ゲーム内では持ち込み数に制限があったが、数を用意できれば、間違いなく最高の火力となるはずだ。
「火薬を詰め込んだ大樽をしこたま用意して、ぶつけるのさ」
「……しかし、そんなものどうやって揃える。あの『騎士英雄』ですら、調達は容易くないと思うけどね」
「俺の知り合いに、爵位持ちのドワーフがいるから聞いてみるよ。穴掘り種族は、石や火薬には詳しはずだからな」
おぉ……と、小さい歓声があがる。
魔法が駄目なら、近代戦闘の定石でもある火薬に頼るのが正しい判断だろう。
「じゃあ、樽爆弾がどれくらい用意できるのか確認をとって、騎士団に進言してくるよ」
俺はやれやれと立ち上がると、ドブ侯爵のもとへ行く準備を整え始める。
なんだか、あの人にちょくちょく頼ってるよな、俺。
「頼むぜ、リーダー?」
グレイのチャラい一言に、一瞬動きを止めて「やめてくれ」と眉を寄せた。
何を言い出すのだ、こいつは……
「私もアーク殿が適任だと思いますよ?」
そして、ハチ子まで変なことを言う。
「何、みんなして頷いてんだよ。

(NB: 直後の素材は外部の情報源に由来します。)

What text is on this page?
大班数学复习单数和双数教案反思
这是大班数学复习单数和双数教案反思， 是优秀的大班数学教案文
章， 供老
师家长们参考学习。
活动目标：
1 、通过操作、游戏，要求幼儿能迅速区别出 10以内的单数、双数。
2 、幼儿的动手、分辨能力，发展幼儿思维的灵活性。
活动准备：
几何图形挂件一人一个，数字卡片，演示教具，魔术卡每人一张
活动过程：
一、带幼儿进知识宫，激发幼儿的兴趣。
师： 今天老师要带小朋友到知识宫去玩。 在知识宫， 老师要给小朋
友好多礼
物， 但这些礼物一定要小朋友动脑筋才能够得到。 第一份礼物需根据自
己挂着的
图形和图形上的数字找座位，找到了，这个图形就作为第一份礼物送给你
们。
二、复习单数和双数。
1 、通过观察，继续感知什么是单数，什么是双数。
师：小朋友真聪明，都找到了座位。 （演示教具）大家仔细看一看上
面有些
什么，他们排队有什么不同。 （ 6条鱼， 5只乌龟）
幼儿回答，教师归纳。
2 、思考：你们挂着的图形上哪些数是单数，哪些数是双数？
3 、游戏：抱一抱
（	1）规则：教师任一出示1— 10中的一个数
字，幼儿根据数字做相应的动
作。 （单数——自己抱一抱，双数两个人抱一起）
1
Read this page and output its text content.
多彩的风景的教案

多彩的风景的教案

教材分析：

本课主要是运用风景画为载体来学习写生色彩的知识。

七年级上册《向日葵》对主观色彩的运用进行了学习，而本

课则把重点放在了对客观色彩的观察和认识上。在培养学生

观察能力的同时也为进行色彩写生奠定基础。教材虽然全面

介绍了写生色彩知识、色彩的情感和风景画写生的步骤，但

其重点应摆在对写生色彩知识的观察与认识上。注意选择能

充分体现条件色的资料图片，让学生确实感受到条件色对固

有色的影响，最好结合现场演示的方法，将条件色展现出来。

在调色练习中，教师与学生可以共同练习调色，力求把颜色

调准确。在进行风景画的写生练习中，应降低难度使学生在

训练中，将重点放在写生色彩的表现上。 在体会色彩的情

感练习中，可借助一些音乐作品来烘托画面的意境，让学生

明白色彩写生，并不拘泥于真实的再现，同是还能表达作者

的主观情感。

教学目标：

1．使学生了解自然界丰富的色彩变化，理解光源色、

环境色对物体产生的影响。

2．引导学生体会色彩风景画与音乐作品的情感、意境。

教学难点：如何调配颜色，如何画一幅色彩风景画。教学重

損な役割を押し付けてるだけじゃねぇか、それ……」
「いやいやぁ〜、あーちゃんでいいんよ。あたしも……というか、うちの傭兵団も、あーちゃんがリーダーなら納得させられるん」
「……俺はもとより、君を手伝えと姉さんに言われてきている。指揮をとるのは君だ」
「なんだよそれ、まとめてめんどーだな……」
そして、大きめのため息をわざとらしくし……
「わかったよ。仮、だからな?」
そう言って俺は、このグループのリーダーという損な役回りを渋々承諾をすることになった。